Loaning money to your children is suddenly a smart investment


Federal law of 2011 taxes estates exceeding $1 million for an individual or $2 million for a married couple up to 55%. Any donation to an individual over $13,000 in a given year can also be taxed up to 45%, except for a lifetime exclusion of $1 million per donor. For anyone concerned about these tax consequences, intra-family loans can be used for estate planning purposes, since any gains made will be treated as exempt from all inheritance and gift taxes.

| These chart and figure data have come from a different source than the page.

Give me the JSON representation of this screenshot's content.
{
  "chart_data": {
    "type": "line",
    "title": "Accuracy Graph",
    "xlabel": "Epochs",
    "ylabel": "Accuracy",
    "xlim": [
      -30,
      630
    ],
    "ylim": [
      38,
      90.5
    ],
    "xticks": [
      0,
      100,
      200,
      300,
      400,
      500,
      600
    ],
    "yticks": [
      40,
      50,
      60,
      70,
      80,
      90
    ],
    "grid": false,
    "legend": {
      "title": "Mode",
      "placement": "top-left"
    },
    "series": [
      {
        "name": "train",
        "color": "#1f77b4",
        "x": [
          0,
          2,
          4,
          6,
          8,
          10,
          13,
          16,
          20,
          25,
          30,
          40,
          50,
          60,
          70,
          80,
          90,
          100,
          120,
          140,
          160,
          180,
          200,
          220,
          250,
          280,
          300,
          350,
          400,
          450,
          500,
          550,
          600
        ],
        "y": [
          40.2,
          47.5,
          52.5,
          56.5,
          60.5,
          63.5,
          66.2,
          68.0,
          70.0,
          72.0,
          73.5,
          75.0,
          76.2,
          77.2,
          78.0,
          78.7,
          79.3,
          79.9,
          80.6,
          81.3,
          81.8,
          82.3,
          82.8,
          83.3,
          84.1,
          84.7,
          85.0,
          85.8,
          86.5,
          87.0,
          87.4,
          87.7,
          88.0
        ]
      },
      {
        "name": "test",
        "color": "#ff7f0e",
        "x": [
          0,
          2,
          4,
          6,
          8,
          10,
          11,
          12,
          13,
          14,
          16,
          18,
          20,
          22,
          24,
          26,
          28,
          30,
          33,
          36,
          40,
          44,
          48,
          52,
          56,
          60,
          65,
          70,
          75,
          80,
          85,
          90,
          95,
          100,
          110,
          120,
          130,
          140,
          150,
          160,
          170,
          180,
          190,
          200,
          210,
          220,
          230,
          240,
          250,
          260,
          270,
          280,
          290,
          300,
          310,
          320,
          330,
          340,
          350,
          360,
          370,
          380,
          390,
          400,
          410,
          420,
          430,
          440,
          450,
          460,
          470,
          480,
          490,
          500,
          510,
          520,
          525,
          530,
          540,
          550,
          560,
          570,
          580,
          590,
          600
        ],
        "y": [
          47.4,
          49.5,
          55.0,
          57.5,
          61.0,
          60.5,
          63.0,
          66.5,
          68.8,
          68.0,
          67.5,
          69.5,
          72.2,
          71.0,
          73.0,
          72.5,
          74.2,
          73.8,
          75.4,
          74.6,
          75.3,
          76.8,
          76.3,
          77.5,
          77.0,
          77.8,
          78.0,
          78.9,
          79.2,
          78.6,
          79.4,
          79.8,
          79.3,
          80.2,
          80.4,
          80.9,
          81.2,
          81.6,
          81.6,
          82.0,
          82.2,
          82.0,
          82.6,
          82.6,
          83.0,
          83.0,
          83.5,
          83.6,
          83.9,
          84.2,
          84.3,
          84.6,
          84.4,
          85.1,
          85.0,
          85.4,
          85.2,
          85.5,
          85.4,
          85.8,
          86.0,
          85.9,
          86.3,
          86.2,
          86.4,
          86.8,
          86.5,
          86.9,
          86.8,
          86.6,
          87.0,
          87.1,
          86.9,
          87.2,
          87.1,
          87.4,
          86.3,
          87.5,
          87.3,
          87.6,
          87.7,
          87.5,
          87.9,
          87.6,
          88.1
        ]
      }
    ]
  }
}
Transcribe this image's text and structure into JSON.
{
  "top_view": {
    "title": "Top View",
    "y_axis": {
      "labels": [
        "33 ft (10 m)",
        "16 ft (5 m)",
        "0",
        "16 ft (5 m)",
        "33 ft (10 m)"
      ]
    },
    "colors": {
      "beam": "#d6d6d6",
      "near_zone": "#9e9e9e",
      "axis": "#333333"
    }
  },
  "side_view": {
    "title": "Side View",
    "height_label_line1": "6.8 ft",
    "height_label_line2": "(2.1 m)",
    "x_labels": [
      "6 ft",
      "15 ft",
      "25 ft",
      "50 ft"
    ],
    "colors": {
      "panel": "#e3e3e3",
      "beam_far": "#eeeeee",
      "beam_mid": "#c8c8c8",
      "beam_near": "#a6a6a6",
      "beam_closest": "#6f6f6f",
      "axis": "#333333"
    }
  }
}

During our preliminary consultation with all our estate planning clients, our firm will determine if our client is subject to estate tax and if he can use intra-family loans to reduce the value of his estate. The appreciation of any investment made with the loan accrues outside of our client’s estate, so long as it exceeds the IRS rate. Intra-family loan rates have fallen 53% since 2008. With interest rates low and most asset values ​​- such as stocks and real estate – depressed, it is much more likely that any investment purchased with an intra-family loan in 2010 will appreciate more than the cost of the loan.

The rate for a three-year intra-family loan issued in January 2010 is currently 0.57%. The rate is 2.45% for a loan of three to nine years and 4.11% for a loan of nine years or more. These rates compare favorably with an average rate of 10.55% for a personal bank loan and 12.51% for a cash loan.

Parents can lend their children money to buy a business, and the children can repay the loan using the profits from the business. Any appreciation or future income from the business beyond the loan amount is then considered part of the children’s estate and the parents’ estate remains protected. In addition, any amount above the interest rate of 1.65 will be passed on to the children free of inheritance and gift tax.

Family members should be aware that loans must be repaid in full with interest at the rate specified by the IRS. If the borrower does not repay, this can be considered a gift subject to gift tax.